Use of W primers to detect efficiency of bisulfite reactions? - (Dec/06/2006 )
Hello there,
Long time reader, first time poster. I've been trying to get MSP to work for MONTHS, without success. Problem is, no one in my lab does MSP. I have read the literature and this forum to try to get some ideas. Whenever I do the PCR, I get NOTHING but primers in my lanes. 
First let me say that I decided long ago to try to get the reaction to work on plain ol' human genomic DNA. I'm using human placental DNA for an unmethylated control, and human placental DNA processed with SssI methylase for a methylated control.
One problem may be is that I am doing the bisulfite reaction without using a kit. I did try the low-melting point agarose bead method as suggested by labtechie, but it didn't work, either. I am using PCR primers described in the literature.
Well, my most recent thought is that perhaps my bisulfite reaction isn't working.... so I decided to try to design so-called "W-primers". In theory, these would amplify the relevant segment of DNA, if no C's had been converted to T's by the bisulfite reaction. I couldn't find any examples of known working W primers in the literature.
In designing these, I simply identified the DNA segment where the M and U primers bind, and made a primer there to anneal to the (non-bisulfite-modified) DNA.
The problem is, when I look at these primer pairs in MACVector, EVERY SINGLE one forms "self 3'dimers, self-duplexes, and hairpins." So I haven't ordered them yet.
ARGH! Does anyone have any suggestions of what to do next? Should I just go ahead and order a MethylEasy kit, and pray for some luck? Or should I go ahead and order these W primers? Also, I've just been using a standard Taq polymerase, but I notice that a lot of you recommend Jumpstart Taq. should I start there?
BTW, I'm not a basic scientist (as if you couldn't tell!). I'm just a hematology/oncology fellow trying to do "research"! and I'm getting really frustrated! 
hi methclueless and welcome to the forum!
The majority of problems occur due to inefficient primer design.
I have told many people to try and not follow primer sequences published in the literature, because I myself have found that they are not the best primers for the application.
ABI have released methylprimer express that, in my hands seems to do a very good job of picking efficient primers.
The bisulfite modification is a robust reaction and you should yield enough DNA for PCR.
Unfortunately the only way to determine you have DNA after conversion is by PCR and you need good primers to do so.
I am happy to have a look at them and see if they are suitable or not.
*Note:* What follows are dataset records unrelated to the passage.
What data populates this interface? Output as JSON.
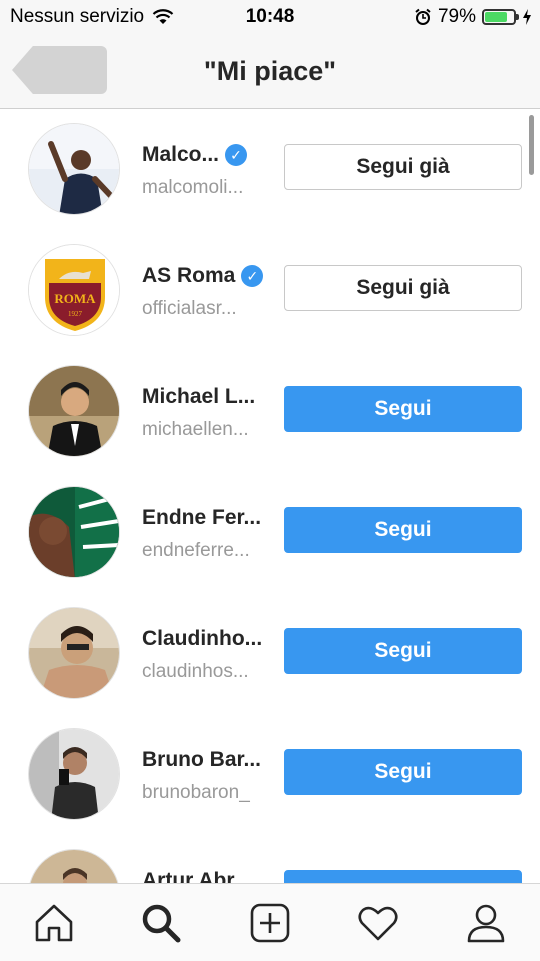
{
  "status_bar": {
    "carrier": "Nessun servizio",
    "time": "10:48",
    "battery_percent": "79%",
    "battery_level": 0.79,
    "icons": [
      "wifi-icon",
      "alarm-icon",
      "battery-icon",
      "charging-icon"
    ]
  },
  "header": {
    "title": "\"Mi piace\"",
    "back_icon": "back-arrow-icon"
  },
  "users": [
    {
      "name": "Malco...",
      "handle": "malcomoli...",
      "verified": true,
      "button": "Segui già",
      "state": "following"
    },
    {
      "name": "AS Roma",
      "handle": "officialasr...",
      "verified": true,
      "button": "Segui già",
      "state": "following"
    },
    {
      "name": "Michael L...",
      "handle": "michaellen...",
      "verified": false,
      "button": "Segui",
      "state": "follow"
    },
    {
      "name": "Endne Fer...",
      "handle": "endneferre...",
      "verified": false,
      "button": "Segui",
      "state": "follow"
    },
    {
      "name": "Claudinho...",
      "handle": "claudinhos...",
      "verified": false,
      "button": "Segui",
      "state": "follow"
    },
    {
      "name": "Bruno Bar...",
      "handle": "brunobaron_",
      "verified": false,
      "button": "Segui",
      "state": "follow"
    },
    {
      "name": "Artur Abr...",
      "handle": "",
      "verified": false,
      "button": "",
      "state": "follow"
    }
  ],
  "avatar_logo_text": {
    "club": "ROMA",
    "year": "1927"
  },
  "tab_bar": {
    "items": [
      "home-icon",
      "search-icon",
      "new-post-icon",
      "activity-heart-icon",
      "profile-icon"
    ],
    "active": "search-icon"
  },
  "colors": {
    "follow_blue": "#3897f0",
    "verified_blue": "#3897f0",
    "battery_green": "#4cd964"
  }
}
As for the dimers and hairpins, many form at low temperatures (ie: temperatures well below in a PCR), i simply ignore them and make sure I perform PCR with a hotstart enzyme or perform a manual hotstart. And it seems to work just fine.
Good luck with it
Nick
Unfortunately the only way to determine you have DNA after conversion is by PCR and you need good primers to do so.
Nick
Hi, Nick
What kind of method you think is better for bisulfite modification? Now I am using the QIAGEN Epitect modification kit , (I also tried the Chemicon's CpGenome modification kit) but I could not get my band. Do you think this QIAGEN kit is good for modification? And in your experience, usually I should use how many ug genomic DNA to do modification?
And I use the CpgWare software to design my MSP primers, until now I tried many times and could not get any band of my products, So do you ever try this software to design primer and do you think this one is reliable? Do you think I should redesign my primers using the ABI MethylPrimer Express software?
Thank you for your help
Pink
hi there pink,
I tend to perform homemade bisulfite conversion and this works very well, I have tried methyleasy (http://www.humangeneticsignatures.com) and have nothing but good things to say about it. Zymo's bisulfite kit works as well and my colleagues have now tried the epitect kit from qiagen and say it is easier with the column based methodology.
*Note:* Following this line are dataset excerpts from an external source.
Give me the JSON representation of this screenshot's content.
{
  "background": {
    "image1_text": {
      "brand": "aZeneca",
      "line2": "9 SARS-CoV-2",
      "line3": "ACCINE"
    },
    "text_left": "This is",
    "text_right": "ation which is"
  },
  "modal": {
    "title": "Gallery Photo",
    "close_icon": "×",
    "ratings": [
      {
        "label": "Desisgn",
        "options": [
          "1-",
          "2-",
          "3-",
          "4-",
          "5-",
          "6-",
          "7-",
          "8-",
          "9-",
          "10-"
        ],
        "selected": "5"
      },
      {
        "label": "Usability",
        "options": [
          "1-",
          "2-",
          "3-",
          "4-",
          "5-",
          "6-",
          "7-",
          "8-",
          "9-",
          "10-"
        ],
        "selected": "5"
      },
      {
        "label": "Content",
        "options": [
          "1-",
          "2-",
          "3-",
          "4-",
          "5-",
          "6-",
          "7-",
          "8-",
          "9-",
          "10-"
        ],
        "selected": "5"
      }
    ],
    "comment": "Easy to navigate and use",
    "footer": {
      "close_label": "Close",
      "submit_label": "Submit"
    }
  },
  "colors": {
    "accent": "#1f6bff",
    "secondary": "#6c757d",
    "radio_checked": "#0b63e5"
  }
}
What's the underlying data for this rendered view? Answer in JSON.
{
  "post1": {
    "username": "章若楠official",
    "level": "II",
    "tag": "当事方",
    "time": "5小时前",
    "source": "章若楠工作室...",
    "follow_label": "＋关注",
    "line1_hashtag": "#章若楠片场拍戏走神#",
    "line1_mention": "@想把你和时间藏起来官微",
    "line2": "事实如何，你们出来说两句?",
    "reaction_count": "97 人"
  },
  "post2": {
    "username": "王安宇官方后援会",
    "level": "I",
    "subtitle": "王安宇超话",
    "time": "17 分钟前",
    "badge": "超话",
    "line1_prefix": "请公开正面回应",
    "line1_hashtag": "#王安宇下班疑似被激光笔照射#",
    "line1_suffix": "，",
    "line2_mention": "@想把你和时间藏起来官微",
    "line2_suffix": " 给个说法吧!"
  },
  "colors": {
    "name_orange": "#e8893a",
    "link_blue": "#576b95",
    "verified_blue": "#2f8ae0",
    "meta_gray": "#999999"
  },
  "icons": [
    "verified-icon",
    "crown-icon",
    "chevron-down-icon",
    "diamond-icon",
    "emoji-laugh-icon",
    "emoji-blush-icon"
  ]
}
I think your issue lies within primer design, I have been picking primer's by eye and not required the use of a program although if you need to I would suggest you use ABI's methyl primer express. It seems to do a good job of picking appropriate primers.
good luck!
Nick
I tend to perform homemade bisulfite conversion and this works very well, I have tried methyleasy (http://www.humangeneticsignatures.com) and have nothing but good things to say about it. Zymo's bisulfite kit works as well and my colleagues have now tried the epitect kit from qiagen and say it is easier with the column based methodology.
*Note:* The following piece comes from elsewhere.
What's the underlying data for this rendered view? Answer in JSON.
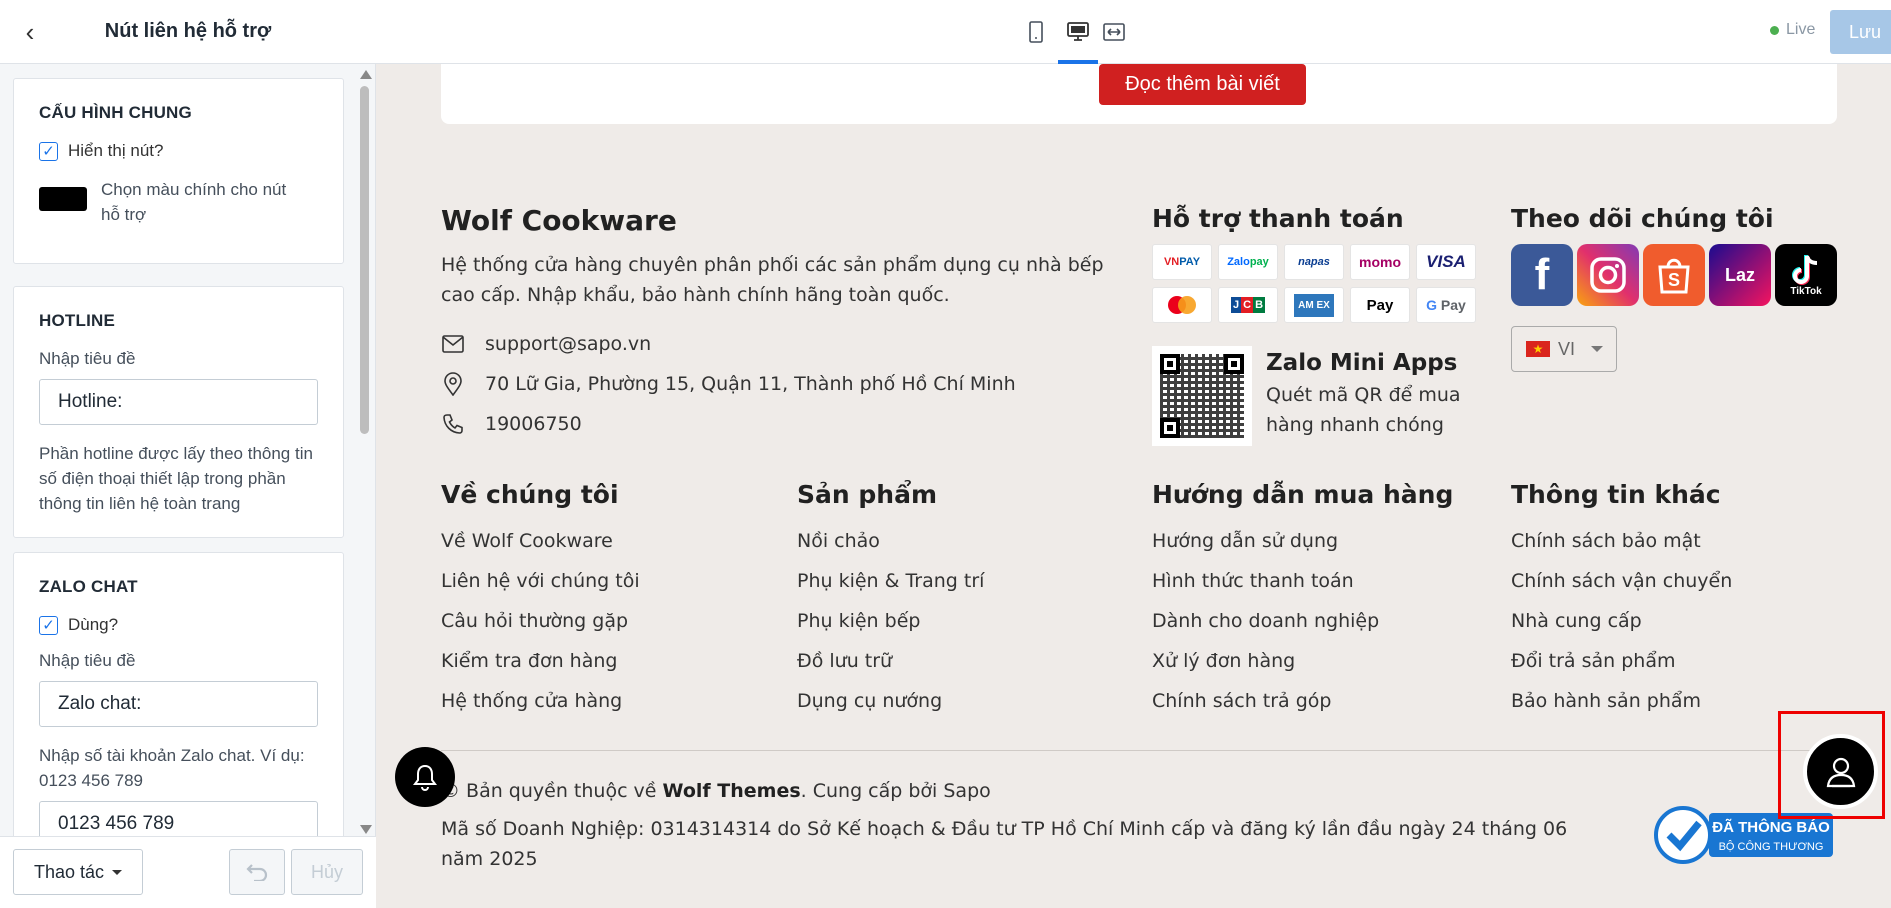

I think your issue lies within primer design, I have been picking primer's by eye and not required the use of a program although if you need to I would suggest you use ABI's methyl primer express. It seems to do a good job of picking appropriate primers.
good luck!
Nick
Thank you Nick,
I will try again and hope it will work.
Pink
I would also add that certain things like primer concentration, annealing temp, and #pcr cycles are variable when using a previously published primer set. Additionally, the thermocycler, pcr mix, can laso be a variable in reproducing these reactions. In most cases, people give little details in their methods sections, so this usually needs to be played around with.